La LOPS avait envisagé des redéploiements d'effectifs sur la voie
publique, objectifs chiffrés par le pacte de relance pour la ville, et
le recrutement de personnels administratifs et techniques destinés
à décharger les policiers des tâches administratives. Ces
dispositions n'ont pas entièrement obtenu le succès
escompté. En revanche, trois réformes prévues par la loi
ont permis non seulement d'améliorer le fonctionnement de la police et
la gestion du personnel, mais également d'accroître la
présence policière sur le terrain :
- la réforme des corps et des carrières apporte plus de souplesse
et de capacité d'adaptation à la police tout en accroissant les
effectifs de terrain du fait du repyramidage des effectifs qu'elle
prévoit ;
- la réformes des horaires conduit à la fois à
l'amélioration des conditions de travail des policiers et à
l'augmentation des effectifs grâce à la réduction du nombre
de brigades ;
- la mise en oeuvre progressive des transferts de compétence du
ministère de l'intérieur vers les administrations dont
relèveraient logiquement certaines activités permet de clarifier
le champ de compétences de la police nationale tout en libérant
les effectifs de la réalisation de tâches indues.

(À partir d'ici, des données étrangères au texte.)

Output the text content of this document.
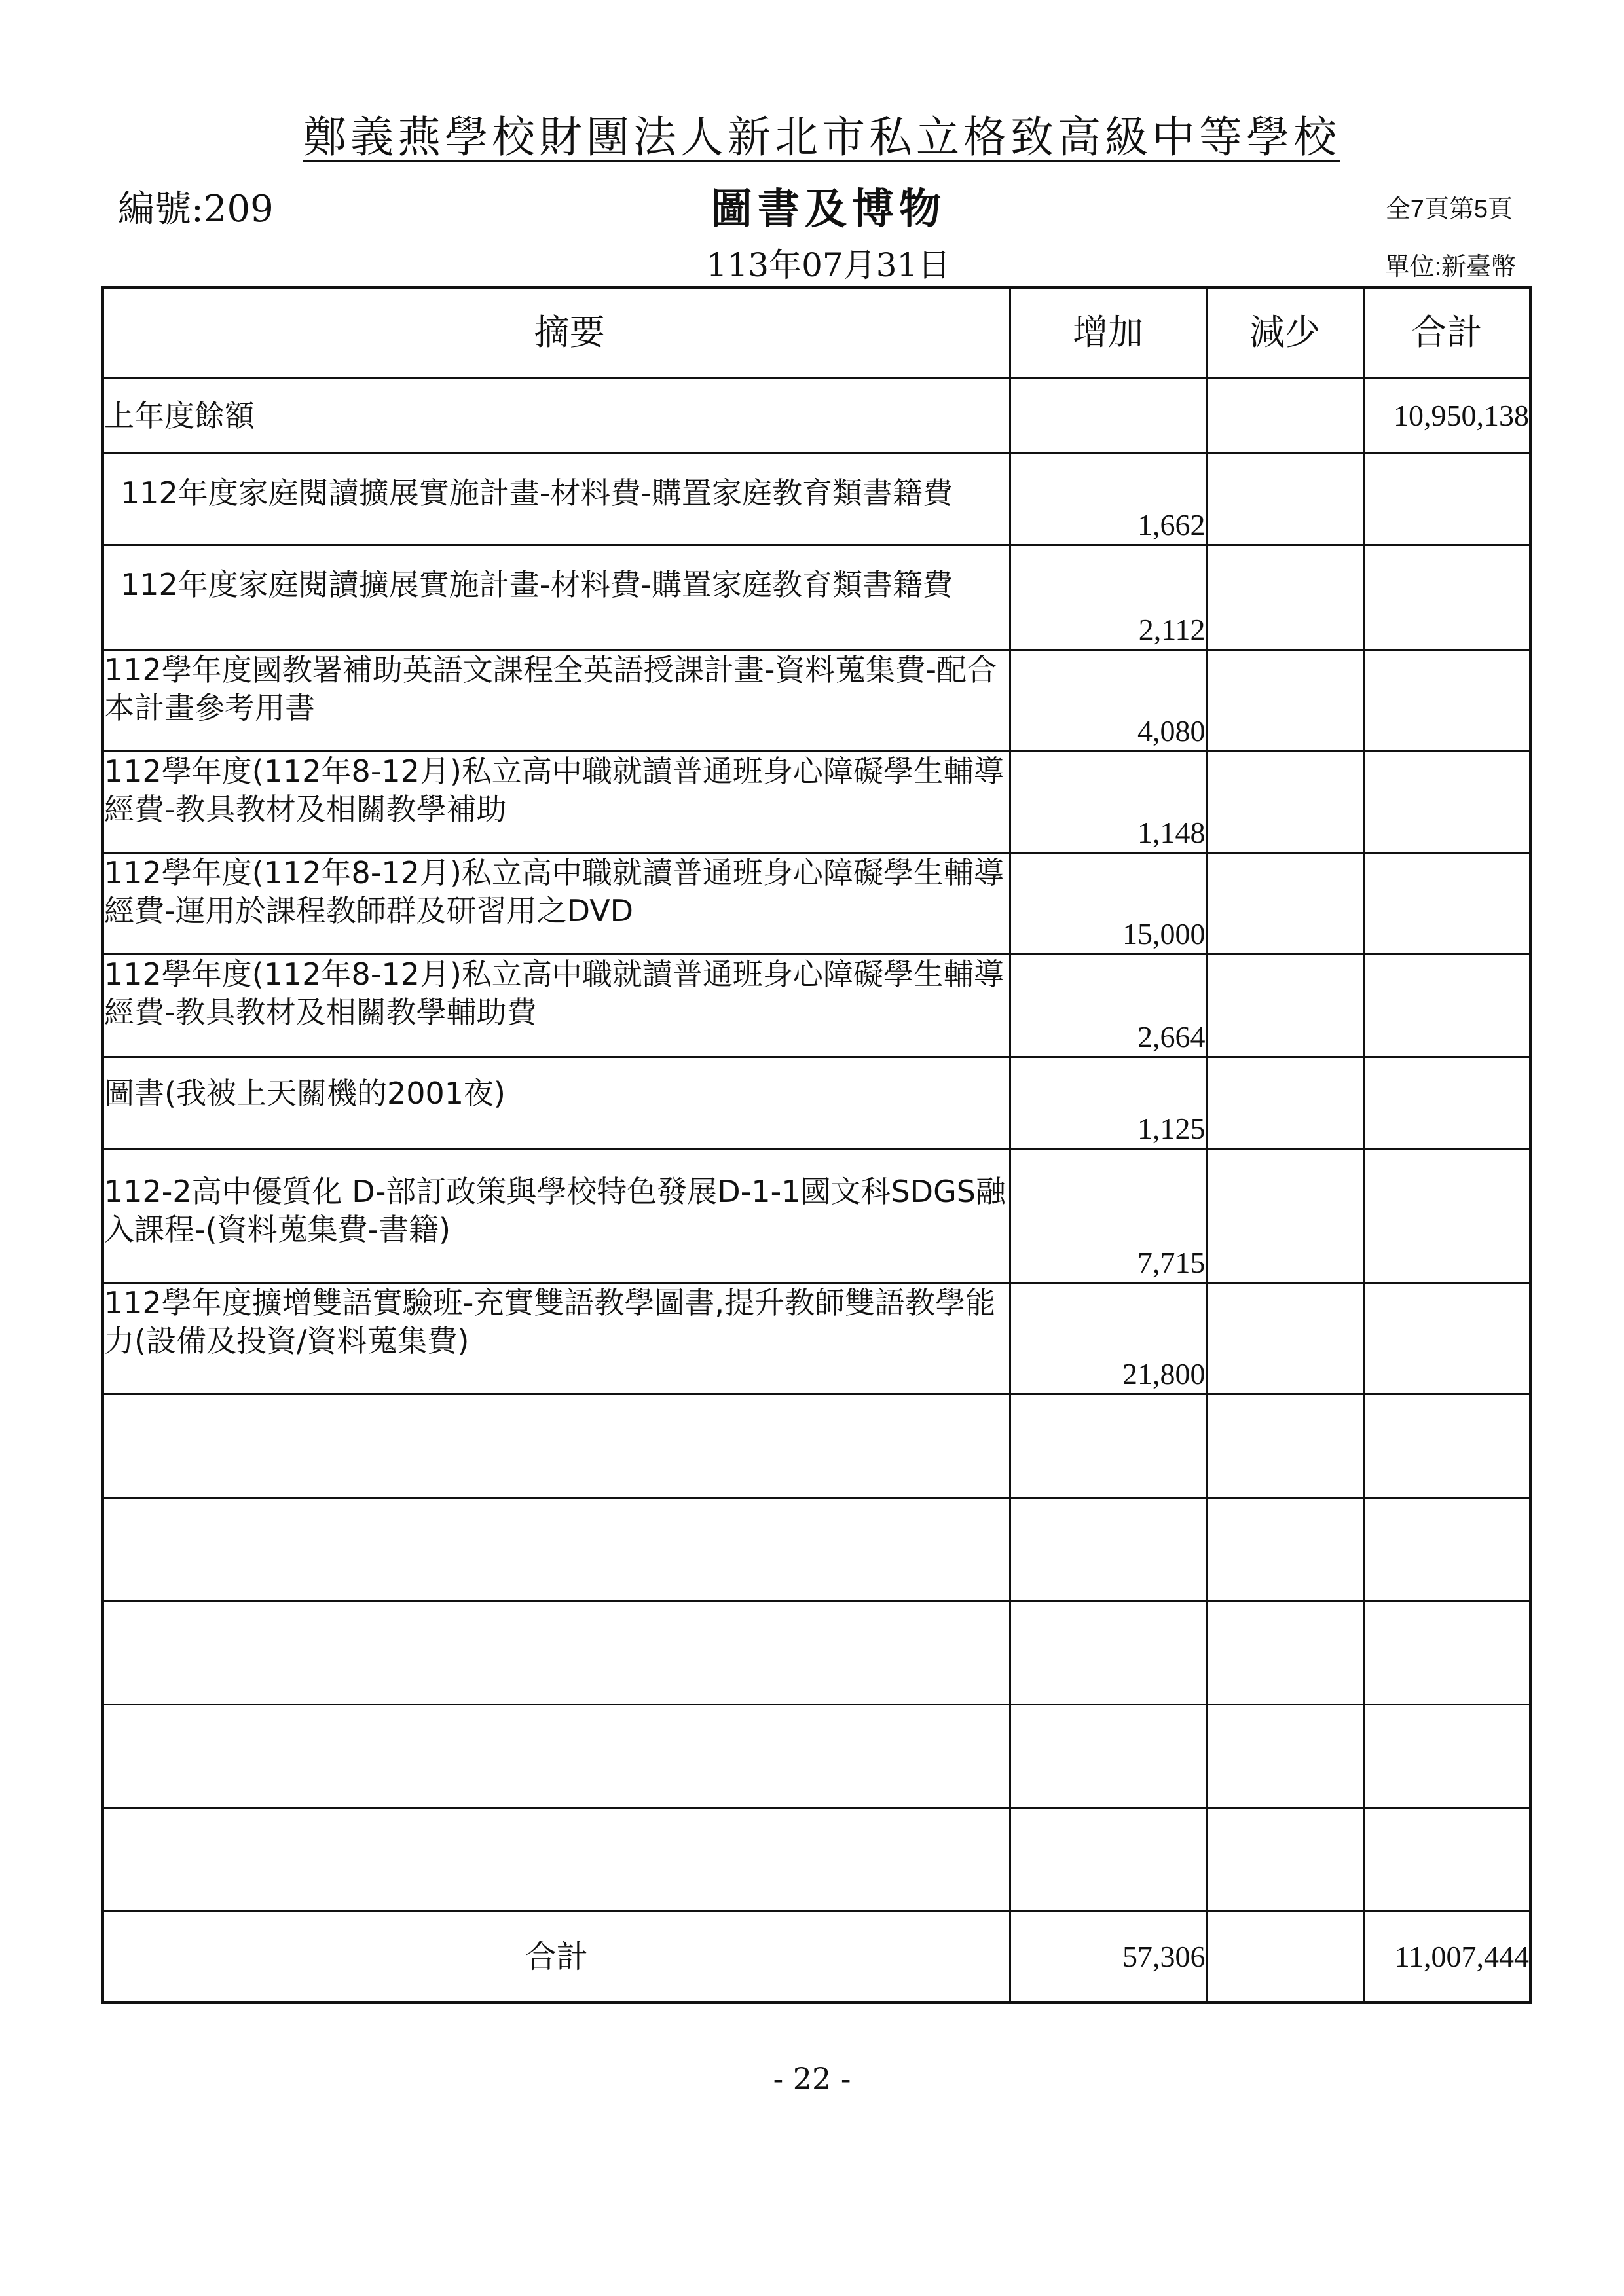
鄭義燕學校財團法人新北市私立格致高級中等學校
編號:209	圖書及博物	全7頁第5頁
113年07月31日	單位:新臺幣
摘要	增加	減少	合計
上年度餘額			10,950,138
112年度家庭閱讀擴展實施計畫-材料費-購置家庭教育類書籍費	1,662		
112年度家庭閱讀擴展實施計畫-材料費-購置家庭教育類書籍費	2,112		
112學年度國教署補助英語文課程全英語授課計畫-資料蒐集費-配合本計畫參考用書	4,080		
112學年度(112年8-12月)私立高中職就讀普通班身心障礙學生輔導經費-教具教材及相關教學補助	1,148		
112學年度(112年8-12月)私立高中職就讀普通班身心障礙學生輔導經費-運用於課程教師群及研習用之DVD	15,000		
112學年度(112年8-12月)私立高中職就讀普通班身心障礙學生輔導經費-教具教材及相關教學輔助費	2,664		
圖書(我被上天關機的2001夜)	1,125		
112-2高中優質化 D-部訂政策與學校特色發展D-1-1國文科SDGS融入課程-(資料蒐集費-書籍)	7,715		
112學年度擴增雙語實驗班-充實雙語教學圖書,提升教師雙語教學能力(設備及投資/資料蒐集費)	21,800		

合計	57,306		11,007,444
- 22 -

Dans le cadre de la loi du 16 octobre 1997 sur l'emploi des jeunes, 35.000
emplois seront créés dans le secteur de la sécurité
dans les cinq années à venir. Cette donnée modifie
considérablement les termes du débat sur le redéploiement
des effectifs. Les 15.000 agents locaux de médiation seront
recrutés par les collectivités ou les grands organismes de
service public. Les 20.000 adjoints de sécurité, dont 8.250
recrutés avant la fin de 1998, seront spécifiques à la
police nationale.
Votre rapporteur considère que, si les textes réglementaires
relatifs à leur recrutement sont appliqués, et leur esprit
respecté sur le terrain, ces adjoints constituent une chance pour la
police nationale et remplaceront avantageusement les policiers auxiliaires
appelés à disparaître. A terme, ils fourniront des
candidats de qualité aux concours de recrutement de la police nationale
et pourront apporter aux polices municipales et aux sociétés de
surveillance privées le savoir faire et la déontologie
hérités de leur passage dans la police nationale.
Accélérer la réalisation du programme ACROPOL
L'accélération de la mise en place du
réseau de transmissions analogique ACROPOL est une
nécessité au regard de l'efficacité de la police nationale
comme de la sécurité des fonctionnaires.
Les systèmes de transmissions numériques qui équipent
encore la police nationale sur l'ensemble du territoire, à l'exception
des six départements couverts par ACROPOL, sont obsolètes. Ils
datent des années soixante-dix et ne correspondent plus aux normes de
maintenance. Souvent, les pièces de rechange ne sont plus
commercialisées. Le coût de l'entretien de ces matériels
est appelé à s'accroître.
De plus, les transmissions sont de mauvaise qualité et ne sont pas
cryptées, ce qui permet à des particuliers de les intercepter. La
sécurité des policiers n'est plus assurée.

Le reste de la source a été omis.